5 Internal eye assessment with abnormal findings: Opthalmoscopic examination
a. Absence of red reflex may indicate total opacity of pupil by cataract or hemorrhage
into vitreous humor
b. Dark shadow visualized is cataract ( opacity of lens) due to aging, trauma, diabetes,
or congenital defect
c. On retinal exam, areas of hemorrhage, exudates, white patches are found with
diabetes or long- standing HPT
d. Loss of optic disc as well as increase in size of physiologic cup results from
papilledema that occurs with increased intracranial pressure
e. Blood vessels of retina
1. Displacement of blood vessels from center of optic disc occurs with increased
intraocular pressure as with glaucoma
2. Apparent narrowing of vein where an arteriole crosses over occurs with HPT
3. Engorged veins occur with diabetes, atherosclerosis, blood disorders
f. Variations in color of pale color in retinal background indicates disease
g. Upon inspection of macula, absence of fovea centralis may indicate macular
degeneration
h. Tenderness over lacrimal glands, puncta, masolacrimal duct or drainage may indicate
infection
i. Excessive tearing may indicate blockage of nasolacrimal duct.

Assessment of Ear
a. Health assessment: subjective data
1. Be aware of nonverbal behaviors ( inappropriate answers, asking for statements to be
repeated suggest altered hearing function)
2. Explore with client
a. Changes in hearing
b. Ringing in ears ( tinnitus)
c. Ear pain
d. Drainage from ears
e. Use of hearing aids
b.
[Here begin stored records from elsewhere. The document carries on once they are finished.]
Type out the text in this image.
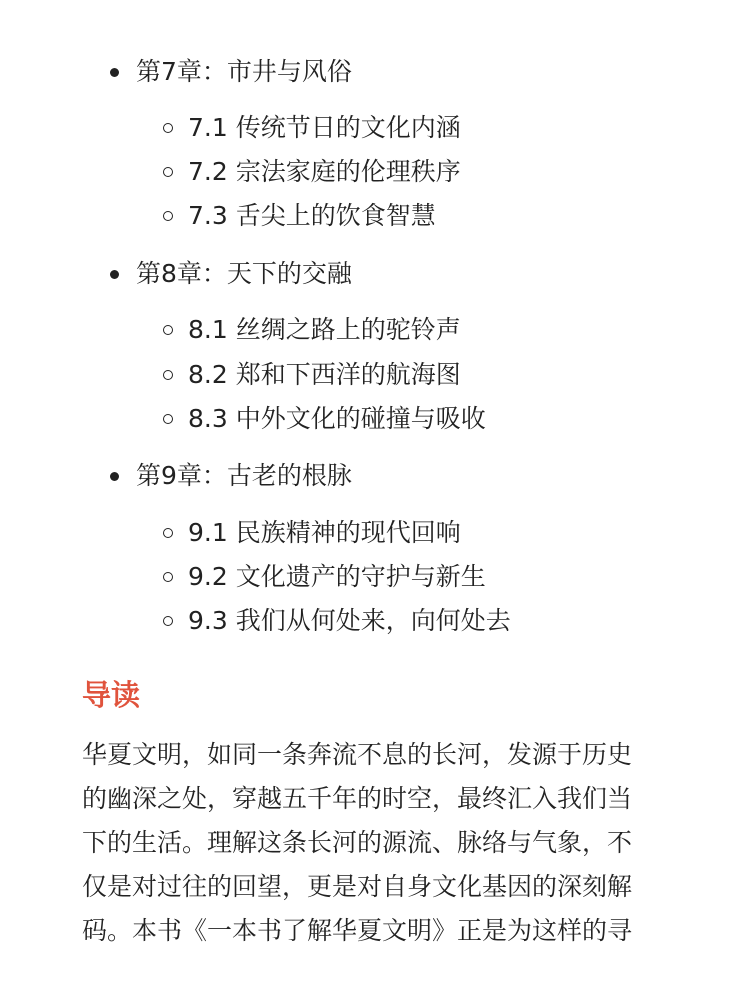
第7章：市井与风俗
7.1 传统节日的文化内涵
7.2 宗法家庭的伦理秩序
7.3 舌尖上的饮食智慧
第8章：天下的交融
8.1 丝绸之路上的驼铃声
8.2 郑和下西洋的航海图
8.3 中外文化的碰撞与吸收
第9章：古老的根脉
9.1 民族精神的现代回响
9.2 文化遗产的守护与新生
9.3 我们从何处来，向何处去
导读
华夏文明，如同一条奔流不息的长河，发源于历史
的幽深之处，穿越五千年的时空，最终汇入我们当
下的生活。理解这条长河的源流、脉络与气象，不
仅是对过往的回望，更是对自身文化基因的深刻解
码。本书《一本书了解华夏文明》正是为这样的寻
Physical assessment of ears and hearing

1. Hearing test with abnormal findings
a. Weber test
1. Tunning fork placed on midline vertex of head
2. If sound is heard in or lateralized to one ear, indicative of conductive hearing
loss I that ear or sensorineural loss in other.
b. Rinne test
1. Vibrating tuning fork placed on clients mastoid bone and client identifies
when sound no longer heard
2. Fork moved in front of clients ear close to ear canal, and client identifies
when sound no longer heard
3. Sound should be heard twice as long by air conduction than by bone
conduction
4. Bone conduction is greater than air conduction with a conductive hearing loss
c. Whisper test: rough estimate that hearing loss exists

2 external ear assessment with abnormal findings
a. Unusual redness or drainage around auricle indicates inflammatory response to infection
or trauma
b. Scales or skin lesions around the rim may indicate skin cancer
c. Small, raised lesions around rim of ear are tophi and indicate gout
d. Unusual redness, lesion, or purulent drainage of external auditory canal indicates
infection
e. Hardened, dry, or foul-smelling cerumen in ear canal indicates infection or impaction of
cerumen
f. Inspection of tympanic membrane
1. Inconsistent texture and colr occur with scarring from previous perforation caused by
infection, allergies, or trauma
2. Bulging membranes ( loss of bony landmarks, distorted light reflex) indicate otitis
media or malfunctioning of auditory tubes
3. Retracted membranes with accentuated bony landmarks and distorted light reflex
occurs with obstructed auditory tube
g. Tenderness, swelling or nodules over auricles and mastoid process indicate inflammation
of external auditory canal or mastoiditis.